One thing we’ve learned from the US election: think twice before ever trusting a poll
Hongkongers should take the findings of even the most seasoned local pollsters with a grain of salt. Just because they come with a PhD and work at a university doesn’t make them more credible
There is science, and then there is pseudo-science. Statistics is an exact science, but polling is not. There is physics, and there is economics. The global financial crisis that started in the United States almost a decade ago shook the very foundations of macroeconomics and its mathematical models. Mainstream, mathematically trained economists have been blamed for failing to predict the financial tsunami.
Now the shock victory of Donald Trump is doing something similar to American pollsters and their survey methods. Virtually no major poll in the lead-up to election day predicted that the Republican president-elect would win. The international science journal Nature has called it “the polling crisis”.

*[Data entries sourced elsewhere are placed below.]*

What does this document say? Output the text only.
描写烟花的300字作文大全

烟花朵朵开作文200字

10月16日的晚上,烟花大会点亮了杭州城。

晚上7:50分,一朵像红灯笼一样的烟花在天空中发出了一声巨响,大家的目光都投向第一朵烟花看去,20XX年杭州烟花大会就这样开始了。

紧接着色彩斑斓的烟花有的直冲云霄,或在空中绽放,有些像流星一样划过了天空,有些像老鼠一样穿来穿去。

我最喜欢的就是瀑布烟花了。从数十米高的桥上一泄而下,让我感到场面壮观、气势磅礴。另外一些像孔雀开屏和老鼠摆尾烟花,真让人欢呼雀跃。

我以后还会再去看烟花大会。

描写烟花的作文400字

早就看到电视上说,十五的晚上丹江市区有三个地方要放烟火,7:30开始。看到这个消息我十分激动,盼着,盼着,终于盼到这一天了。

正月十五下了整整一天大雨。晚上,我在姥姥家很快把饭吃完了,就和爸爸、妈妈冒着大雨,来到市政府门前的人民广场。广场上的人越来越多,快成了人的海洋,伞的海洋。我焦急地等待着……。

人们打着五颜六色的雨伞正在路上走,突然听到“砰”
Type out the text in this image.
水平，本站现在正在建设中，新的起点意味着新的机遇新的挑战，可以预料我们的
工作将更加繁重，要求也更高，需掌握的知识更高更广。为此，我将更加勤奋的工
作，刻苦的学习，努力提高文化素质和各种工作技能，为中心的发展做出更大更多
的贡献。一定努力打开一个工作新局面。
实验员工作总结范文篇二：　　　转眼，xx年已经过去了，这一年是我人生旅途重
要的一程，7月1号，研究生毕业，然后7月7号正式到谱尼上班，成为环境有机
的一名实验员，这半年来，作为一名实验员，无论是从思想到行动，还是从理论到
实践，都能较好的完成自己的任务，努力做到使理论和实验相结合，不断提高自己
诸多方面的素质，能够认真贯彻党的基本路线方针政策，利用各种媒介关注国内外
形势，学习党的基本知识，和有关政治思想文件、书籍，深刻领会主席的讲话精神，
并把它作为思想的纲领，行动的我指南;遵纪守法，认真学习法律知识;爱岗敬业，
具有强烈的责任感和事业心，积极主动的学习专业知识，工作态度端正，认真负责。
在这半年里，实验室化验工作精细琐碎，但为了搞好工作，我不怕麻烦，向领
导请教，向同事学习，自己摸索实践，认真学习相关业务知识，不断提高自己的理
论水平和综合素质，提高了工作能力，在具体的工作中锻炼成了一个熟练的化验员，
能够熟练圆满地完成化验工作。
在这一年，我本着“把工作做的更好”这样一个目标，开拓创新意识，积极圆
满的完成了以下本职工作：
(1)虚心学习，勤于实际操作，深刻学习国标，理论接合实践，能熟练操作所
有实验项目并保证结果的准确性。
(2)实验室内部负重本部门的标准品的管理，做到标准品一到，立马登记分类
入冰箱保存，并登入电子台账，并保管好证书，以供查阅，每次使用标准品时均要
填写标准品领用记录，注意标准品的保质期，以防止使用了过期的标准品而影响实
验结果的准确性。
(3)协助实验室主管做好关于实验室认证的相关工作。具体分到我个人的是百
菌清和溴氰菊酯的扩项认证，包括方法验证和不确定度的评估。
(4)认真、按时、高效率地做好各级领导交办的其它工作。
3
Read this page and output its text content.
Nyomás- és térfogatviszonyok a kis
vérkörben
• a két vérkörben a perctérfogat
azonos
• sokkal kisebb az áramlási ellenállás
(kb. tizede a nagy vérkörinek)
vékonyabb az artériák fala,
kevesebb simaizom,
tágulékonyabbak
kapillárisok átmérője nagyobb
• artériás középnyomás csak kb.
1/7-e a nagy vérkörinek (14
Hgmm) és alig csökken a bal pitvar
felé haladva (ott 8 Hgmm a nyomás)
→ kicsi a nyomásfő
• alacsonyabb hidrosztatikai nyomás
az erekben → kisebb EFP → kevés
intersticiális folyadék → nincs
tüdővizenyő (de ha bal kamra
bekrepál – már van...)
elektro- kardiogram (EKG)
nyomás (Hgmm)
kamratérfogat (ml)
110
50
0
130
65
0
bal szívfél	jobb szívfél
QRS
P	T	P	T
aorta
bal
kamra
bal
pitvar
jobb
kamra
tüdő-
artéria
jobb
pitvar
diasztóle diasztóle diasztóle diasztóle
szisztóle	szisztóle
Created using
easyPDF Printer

Americans practically invented public opinion polling, just as they developed the mathematical foundations of macroeconomics after the second world war. If so many bright and experienced pollsters with their financial and intellectual resources got it so spectacularly wrong, what hope is there for their counterparts in the rest of the world? This is especially worrying in societies facing deep divisions and conflicts. An immediate lesson for Hong Kong people: take the findings of even the most seasoned local pollsters with a grain of salt. Just because they come with a PhD and work at a university doesn’t make them more credible. Commonly cited polls in the US such as those by ABC/Washington Post, Ipsos, YouGov and Fox News showed the gap narrowing but still estimated a 3 to 4 percentage point lead for Hillary Clinton. Poll aggregators FiveThirtyEight and the New York Times forecast respectively a 65 and 85 per cent chance for a Clinton victory. The online Huffington Post projected a landslide win for Clinton.
Common polling methods include randomised telephone surveys and online questionnaires. The latter is problematic as people “self-select” to take part. Surveys usually need at least 1,000 participants to make them statistically significant. The trick is to make them representative of the population, factoring in income, education, gender, race and geographic location.
Interestingly, mobile phones are being partly blamed. Fewer people use land lines in the US as more of them own smartphones, which can screen out calls from strangers. But whatever the reasons for the failure, let it be a lesson for Hong Kong people to be sceptical about surveys by political parties or academics with an undisclosed agenda.